What lead you to working the way you do online?
We were facing funding constraints and more students. At the same time we wanted to maintain quality and better engagement, both with the content and between students themselves. Anything we were going to do online had to enrich the student experience and learning as that was a primary goal. Our move online wasn’t only a reaction to funding cuts and numbers. Instead it was an opportunity for us to consider how to review our curriculum design and look at effective strategies to cover a number of issues.
Part of what had to happen was that the lecturer became more of a facilitator. Student’s collaboration needed to become paramount for learning. And we needed it to be simple for staff and seamless. It was important that the tech would not get in the way. To help we received some funding for a project from the NVELS strategy. This enabled us to plug an already existing hole in capacity to deliver. We quickly needed something where students were leading each other and were less reliant on staff. We wanted to give them a methodology to enable us and for them to continue doing what we were doing already.
So how did Blackboard come into this?
Things changed through getting students using the Blackboard journal tool. Getting them to review of each others work was the main difference. They use the journals to evaluate concept ideas through to first shoots. What was interesting was how it created a shift in students’ minds. Face-to-face crit sessions became much more dynamic. Knowing that others were reviewing their work as they went along meant that they would put in much more research for their second shoot. There was much more refinement and they would leverage off each others research.
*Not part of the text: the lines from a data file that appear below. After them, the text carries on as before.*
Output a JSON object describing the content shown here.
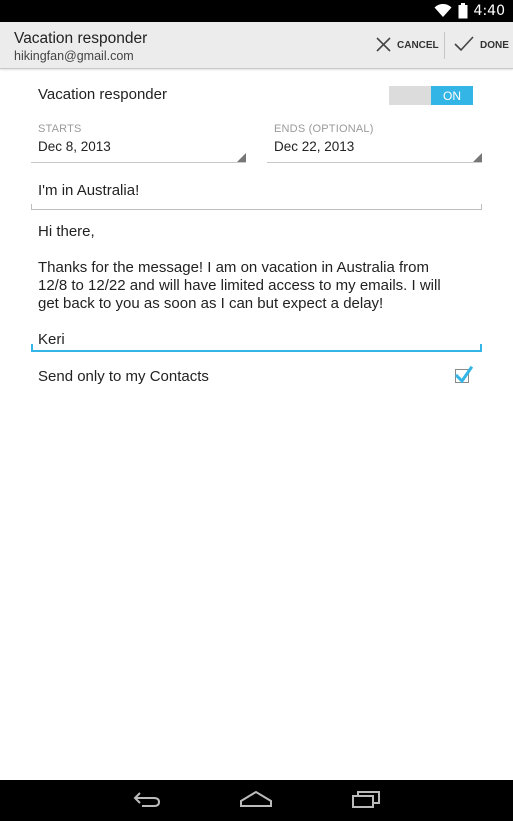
{
  "status_bar": {
    "time": "4:40",
    "icons": [
      "wifi-icon",
      "battery-icon"
    ]
  },
  "action_bar": {
    "title": "Vacation responder",
    "subtitle": "hikingfan@gmail.com",
    "cancel_label": "CANCEL",
    "done_label": "DONE",
    "icons": [
      "close-icon",
      "check-icon"
    ]
  },
  "responder": {
    "label": "Vacation responder",
    "switch_state": "ON",
    "accent_color": "#33b5e5"
  },
  "dates": {
    "starts_label": "STARTS",
    "starts_value": "Dec 8, 2013",
    "ends_label": "ENDS (OPTIONAL)",
    "ends_value": "Dec 22, 2013"
  },
  "message": {
    "subject": "I'm in Australia!",
    "body_lines": [
      "Hi there,",
      "Thanks for the message! I am on vacation in Australia from",
      "12/8 to 12/22 and will have limited access to my emails. I will",
      "get back to you as soon as I can but expect a delay!",
      "Keri"
    ]
  },
  "contacts": {
    "label": "Send only to my Contacts",
    "checked": true
  },
  "nav_bar": {
    "icons": [
      "back-icon",
      "home-icon",
      "recent-apps-icon"
    ]
  }
}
You could see students minds opening as they changed from keeping diaries to online sharing. There has been some great successes since with some of them going on to submitting to national portrait awards. It also had a ripple effect into other courses. The students started wanting blogs and online journals as their framework and context. This is because it changed and enriched their dialogue with each other as well as enabling them to better critique their own work.
Now we are moving more into discussion boards and using groups . While peer review doesn’t replace lecturer feedback we do find that having fellow student unpacking their work in front of them enables more benefit. It brings them closer together and there are multiple layers of dialogue now. Assessing students work in Blackboard is going well. We asses the journals as well as a pdf submissions. I use multiple screens to keep the journal,pdf and rubric all visible at once. The more time I put in to assessment the more efficient it gets. I would like to get into peer assessment.
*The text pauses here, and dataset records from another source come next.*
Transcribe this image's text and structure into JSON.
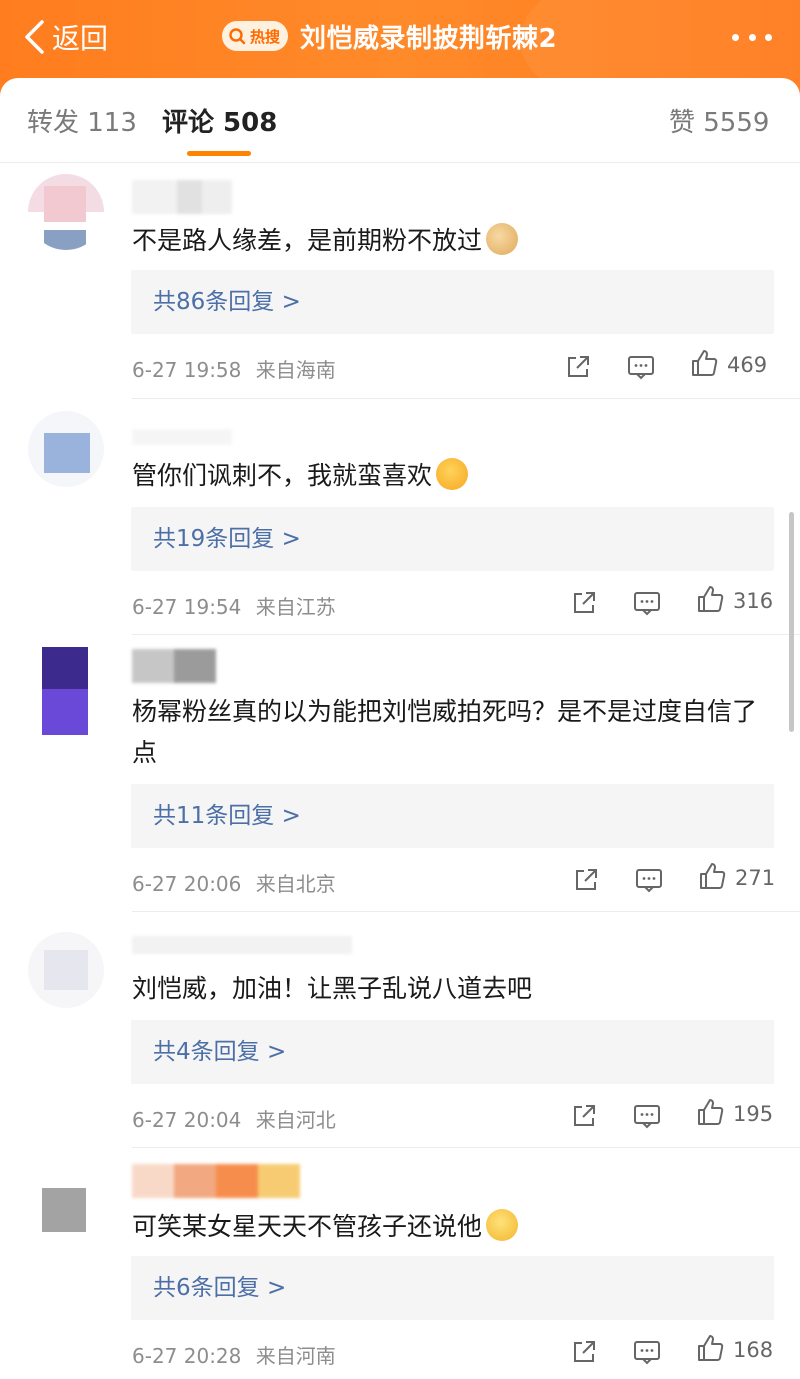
{
  "header": {
    "back_label": "返回",
    "hot_badge": "热搜",
    "title": "刘恺威录制披荆斩棘2"
  },
  "tabs": [
    {
      "label": "转发 113"
    },
    {
      "label": "评论 508"
    },
    {
      "label": "赞 5559"
    }
  ],
  "comments": [
    {
      "text": "不是路人缘差，是前期粉不放过",
      "emoji": "doge-emoji",
      "replies": "共86条回复 >",
      "time": "6-27 19:58",
      "source": "来自海南",
      "likes": "469"
    },
    {
      "text": "管你们讽刺不，我就蛮喜欢",
      "emoji": "hug-emoji",
      "replies": "共19条回复 >",
      "time": "6-27 19:54",
      "source": "来自江苏",
      "likes": "316"
    },
    {
      "text": "杨幂粉丝真的以为能把刘恺威拍死吗？是不是过度自信了点",
      "emoji": "",
      "replies": "共11条回复 >",
      "time": "6-27 20:06",
      "source": "来自北京",
      "likes": "271"
    },
    {
      "text": "刘恺威，加油！让黑子乱说八道去吧",
      "emoji": "",
      "replies": "共4条回复 >",
      "time": "6-27 20:04",
      "source": "来自河北",
      "likes": "195"
    },
    {
      "text": "可笑某女星天天不管孩子还说他",
      "emoji": "facepalm-emoji",
      "replies": "共6条回复 >",
      "time": "6-27 20:28",
      "source": "来自河南",
      "likes": "168"
    }
  ],
  "colors": {
    "header_orange": "#ff7d1e",
    "tab_underline": "#ff8200",
    "reply_link": "#4d6fa7"
  }
}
So what tools are you using outside of Blackboard and why?
We are looking to use more tools elsewhere. Blackboard doesn’t allow us to keep up with the speed and quality of development of the students. Images presentation is very basic and the wikis are too basic and clumsy.
So we are trying out Juxtapost. It’s like Pinterest but with private boards. It means students can post their research without copyright issues. They can either link their collections to other students or keep a private research folio. Students can work as a group together. Juxtapost also allows for secondary and tertiary levels of understanding. So I see it as a key tool.
We are using Facebook despite its limitations. We would like to have Google plus for group activity. Facebook has required linking to personal pages and it would be good to have something that is better contained. For me it takes too much tweaking to keep it completely private. So it becomes a bit unwieldy. Facebook is fantastic for keeping in touch with students, such as when we want to share invitations to galleries. We can ensure better return into current courses because we have better contact with students. Being on Facebook also means that everyone is better connected for hearing good news from each other of awards and contracts. However I find it harder to determine rules and parameters in Facebook and for this I have developed 2 profiles.
What else is on your horizon?
I would like to be able to develop a repository of links and images. I might look at Diigo for link curation and web sticky-noting. I am also looking for a wiki to collect ongoing knowledge amongst students.